Find the multiplicative inverse of $1+ 3\sqrt{2}$ in the ring $\mathbb{Q}(\sqrt{2})$ and use it to solve the equation $(1+3\sqrt{2})x=1-5\sqrt{2}$.
I think that the inverse is the conjugate, so it would be $1-3\sqrt{2}$, but then I don't know where to use in the equation that needs to be solved.
Let $a+b\sqrt{2} \in \mathbb{Q}(\sqrt{2})$ be the inverse of $1+3\sqrt{2}$, i.e. $(a+b\sqrt{2})(1+3\sqrt{2})=1$. Then $$ 1=a+6b+(3a+b)\sqrt{2}, $$ i.e. $$ 3a+b=0,\ a+6b=1. $$ It follows that $$ a=-\frac{1}{17},\ b=\frac{3}{17}. $$ Now $$ (1+3\sqrt{2})x=1-5\sqrt{2} \iff x=(1+3\sqrt{2})^{-1}(1-5\sqrt{2}), $$ i.e. $$ x=\frac{1}{17}(-1+3\sqrt{2})(1-5\sqrt{2})=-\frac{31}{17}+\frac{8}{17}\sqrt{2}. $$
The inverse is almost never the conjugate. However, it does end up being related to the conjugate. (Why and how?) We can also use the conjugate instead, and avoid having to determine the inverse explicitly. Multiplying both sides of $$(1+3\sqrt{2})x=1-5\sqrt{2}$$ by $1-3\sqrt{2}$ gives us $$-17x=31-8\sqrt{2},$$ from which we see that $$x=-\frac{31}{17}+\frac8{17}\sqrt{2}.$$
$\overbrace{\rm\alpha\!\neq\! 0\,\Rightarrow\, 0\!\ne\!\color{#c00}{\alpha}\bar\alpha\! =\! \color{#0a0}n\in \Bbb Z}^{\rm \color{#0a0}n\ \in\ \Bbb Z\, \text{ is a simpler multiple of }\,\color{#c00}{\alpha}},\,$ so $\,\bar \alpha\,$ times $\rm\: \alpha\:\! x = \beta\,$ $\rm\Rightarrow\, n\:\! x = \bar\alpha\beta, \:$ i.e. in fraction language
$$\rm\: \underbrace{x = \dfrac{\beta}{\color{#c00}{\alpha}} = \dfrac{\bar\alpha\beta}{\bar\alpha\alpha} = \dfrac{\bar\alpha\beta}{\color{#0a0}n}}_{\begin{align} \text{transform division by $\color{#c00}{\rm algebraic}$}\\ \text{to a simpler division by $\rm\color{#0a0}{integer}$}\end{align}}\qquad$$
This is known as rationalizing the denominator. The key idea is that every irrational algebraic $\,\alpha\,$ has a "simpler" (i.e. rational) multiple, its norm $\,\color{#0a0}{\rm n} = \alpha\bar \alpha,\,$ so we can reduce division by an irrational $\,\color{#c00}{\alpha}$ to division by the rational $\,\color{#0a0}{\rm n},\,$ which is simpler. This is a prototypical special case of the general method of simpler multiples.

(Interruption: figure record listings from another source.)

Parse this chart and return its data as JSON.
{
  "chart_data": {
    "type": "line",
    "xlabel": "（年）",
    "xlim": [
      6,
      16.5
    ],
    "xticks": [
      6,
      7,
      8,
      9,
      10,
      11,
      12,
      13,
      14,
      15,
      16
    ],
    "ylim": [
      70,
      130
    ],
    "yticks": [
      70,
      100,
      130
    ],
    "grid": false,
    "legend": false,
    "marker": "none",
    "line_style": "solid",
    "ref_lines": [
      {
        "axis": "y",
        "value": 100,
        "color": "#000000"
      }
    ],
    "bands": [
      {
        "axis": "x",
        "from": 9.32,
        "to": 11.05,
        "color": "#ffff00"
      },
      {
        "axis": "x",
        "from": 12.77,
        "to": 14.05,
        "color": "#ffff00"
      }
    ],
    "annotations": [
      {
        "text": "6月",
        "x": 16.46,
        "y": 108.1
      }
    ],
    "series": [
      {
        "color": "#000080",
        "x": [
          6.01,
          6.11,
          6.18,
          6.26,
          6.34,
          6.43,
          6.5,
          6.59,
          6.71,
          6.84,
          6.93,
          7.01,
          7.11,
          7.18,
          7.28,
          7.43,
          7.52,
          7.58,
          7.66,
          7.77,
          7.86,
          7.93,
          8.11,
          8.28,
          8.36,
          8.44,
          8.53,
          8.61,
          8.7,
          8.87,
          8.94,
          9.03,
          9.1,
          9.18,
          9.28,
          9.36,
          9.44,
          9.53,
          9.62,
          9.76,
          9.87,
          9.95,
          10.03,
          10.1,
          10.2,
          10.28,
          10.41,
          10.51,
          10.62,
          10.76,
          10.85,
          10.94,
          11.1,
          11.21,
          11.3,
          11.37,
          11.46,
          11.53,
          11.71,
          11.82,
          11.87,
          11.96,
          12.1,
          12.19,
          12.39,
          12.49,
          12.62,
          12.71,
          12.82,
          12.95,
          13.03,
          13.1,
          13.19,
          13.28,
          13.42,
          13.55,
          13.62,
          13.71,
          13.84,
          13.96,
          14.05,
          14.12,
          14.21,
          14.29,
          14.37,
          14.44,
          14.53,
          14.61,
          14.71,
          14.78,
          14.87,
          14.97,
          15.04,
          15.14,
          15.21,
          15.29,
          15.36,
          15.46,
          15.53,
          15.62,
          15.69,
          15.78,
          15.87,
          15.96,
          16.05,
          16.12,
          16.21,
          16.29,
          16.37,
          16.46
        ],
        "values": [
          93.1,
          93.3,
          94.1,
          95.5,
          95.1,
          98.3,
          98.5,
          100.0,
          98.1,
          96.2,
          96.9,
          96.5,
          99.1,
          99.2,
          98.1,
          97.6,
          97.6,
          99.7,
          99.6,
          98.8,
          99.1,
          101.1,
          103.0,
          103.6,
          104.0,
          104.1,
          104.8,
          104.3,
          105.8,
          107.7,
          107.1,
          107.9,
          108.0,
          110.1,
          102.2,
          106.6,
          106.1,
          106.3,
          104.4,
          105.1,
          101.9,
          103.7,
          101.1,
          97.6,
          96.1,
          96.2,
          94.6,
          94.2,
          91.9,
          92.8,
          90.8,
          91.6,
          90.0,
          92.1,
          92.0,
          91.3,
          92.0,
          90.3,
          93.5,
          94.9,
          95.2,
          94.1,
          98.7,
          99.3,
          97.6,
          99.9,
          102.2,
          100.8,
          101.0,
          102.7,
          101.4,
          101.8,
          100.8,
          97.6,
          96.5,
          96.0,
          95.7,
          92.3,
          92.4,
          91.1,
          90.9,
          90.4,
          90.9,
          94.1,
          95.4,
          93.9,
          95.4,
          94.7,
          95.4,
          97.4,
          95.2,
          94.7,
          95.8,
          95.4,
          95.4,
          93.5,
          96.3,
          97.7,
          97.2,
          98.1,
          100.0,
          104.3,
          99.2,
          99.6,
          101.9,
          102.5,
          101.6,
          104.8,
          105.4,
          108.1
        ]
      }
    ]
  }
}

Instead of finding inverse, you can directly find(less computation) $x$
Let $x=a+b\sqrt 2$
Then, $(1+3\sqrt 2)(a+b\sqrt 2)=1-5\sqrt 2\implies (a+6b)+(3a+b)\sqrt 2=1-5\sqrt 2$
$\implies a+6b=1$ and $3a+b=-5$.
Solving these equations, we get
$a=-\frac{31}{17}$ and $b=\frac{8}{17}\implies x=-\frac{31}{17}+\frac{8}{17}\sqrt 2$
We try to find it of the form $a+b\sqrt 2$ where $a$ and $b$ are two rational numbers. Then we should have $a+6b=1$ and $3a+b=0$, as $\sqrt 2$ is irrational. Then we just have a system to solve.